If hoarseness does not heal for a long time, you should be alert to the occurrence of laryngeal cancer

The patient, Li Yi, male, 50 years old, was admitted to the hospital for examination in July 2011 due to hoarseness and was diagnosed with laryngeal cancer.

Li Yi has been farming at home all year round. After the Spring Festival, he developed hoarseness without obvious cause and occasional sore throat, but no other symptoms. At first, he thought it was caused by drinking too much and eating too much greasy food during the Spring Festival, so he did not take it seriously and did not take any measures.
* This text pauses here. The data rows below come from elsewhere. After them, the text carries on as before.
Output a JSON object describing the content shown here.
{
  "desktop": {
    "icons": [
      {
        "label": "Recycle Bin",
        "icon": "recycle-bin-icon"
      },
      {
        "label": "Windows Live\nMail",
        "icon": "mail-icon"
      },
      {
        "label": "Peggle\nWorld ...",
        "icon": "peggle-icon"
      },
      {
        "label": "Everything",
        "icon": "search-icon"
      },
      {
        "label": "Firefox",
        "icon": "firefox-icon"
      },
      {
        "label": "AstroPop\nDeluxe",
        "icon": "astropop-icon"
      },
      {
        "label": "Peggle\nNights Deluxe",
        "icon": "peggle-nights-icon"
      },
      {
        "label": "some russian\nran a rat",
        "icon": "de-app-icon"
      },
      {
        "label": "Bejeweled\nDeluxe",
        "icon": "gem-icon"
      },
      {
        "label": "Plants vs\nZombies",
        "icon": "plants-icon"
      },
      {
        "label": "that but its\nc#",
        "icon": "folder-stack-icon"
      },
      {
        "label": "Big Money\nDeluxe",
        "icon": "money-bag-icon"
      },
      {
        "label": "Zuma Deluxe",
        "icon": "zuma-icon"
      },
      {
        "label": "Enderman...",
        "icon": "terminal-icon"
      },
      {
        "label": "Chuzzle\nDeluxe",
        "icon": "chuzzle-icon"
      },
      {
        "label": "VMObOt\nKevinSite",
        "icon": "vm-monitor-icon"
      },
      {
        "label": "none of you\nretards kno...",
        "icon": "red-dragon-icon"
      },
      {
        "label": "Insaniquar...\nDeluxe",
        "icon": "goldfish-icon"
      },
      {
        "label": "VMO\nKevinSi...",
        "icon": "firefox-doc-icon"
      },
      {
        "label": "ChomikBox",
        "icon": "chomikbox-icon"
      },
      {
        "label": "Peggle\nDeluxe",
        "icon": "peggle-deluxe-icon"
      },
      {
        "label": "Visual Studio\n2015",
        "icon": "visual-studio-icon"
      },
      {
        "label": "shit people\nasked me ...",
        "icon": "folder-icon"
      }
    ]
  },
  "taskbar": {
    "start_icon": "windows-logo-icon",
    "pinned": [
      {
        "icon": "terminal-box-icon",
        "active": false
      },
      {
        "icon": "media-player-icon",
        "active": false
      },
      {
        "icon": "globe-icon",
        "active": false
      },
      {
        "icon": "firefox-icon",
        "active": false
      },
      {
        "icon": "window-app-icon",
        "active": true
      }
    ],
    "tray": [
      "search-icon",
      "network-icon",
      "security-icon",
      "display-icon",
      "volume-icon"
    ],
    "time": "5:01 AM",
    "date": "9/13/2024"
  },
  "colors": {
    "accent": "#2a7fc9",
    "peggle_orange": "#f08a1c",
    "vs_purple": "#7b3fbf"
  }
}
Until July, Li Yi's above symptoms persisted, so he went to the hospital for examination to clarify his condition. Physical examination: T36.4℃, P68 times/min, R17 times/min, BP126/76mmhg. Specialty situation: regular facial features, no congestion of pharyngeal mucosa, scattered lymphoid follicles on the posterior pharyngeal wall, no swelling of bilateral tonsils, mild congestion of laryngeal mucosa, new growth on the right vocal cord, laryngeal ventricle, and anterior commissure, the surface is not smooth, cauliflower-shaped, the left vocal cord is smooth, and no new growth is seen. Auxiliary examination: laryngoscopy showed laryngeal cancer.

So he was admitted to the hospital for a thorough examination. Under local anesthesia fiberoptic laryngoscope, a small amount of tissue from the neoplasm was taken for biopsy. Pathological examination showed that the small tissue sent for examination (larynx) was chronic inflammation with moderate atypical proliferation of squamous epithelium. To further clarify the nature of the lesion, a few days later, under general anesthesia and supported laryngoscope, the laryngeal neoplasm was removed and sent for pathological examination. Pathological examination showed that (right vocal cord) was well-differentiated squamous cell carcinoma.

After the diagnosis was confirmed, the patient underwent right vertical hemilaryngectomy under general anesthesia about two weeks later. After the operation, he was given anti-inflammatory, hemostatic, anti-edema, antacid, nutritional support, and symptomatic treatment. He was discharged from the hospital half a month later and recovered well.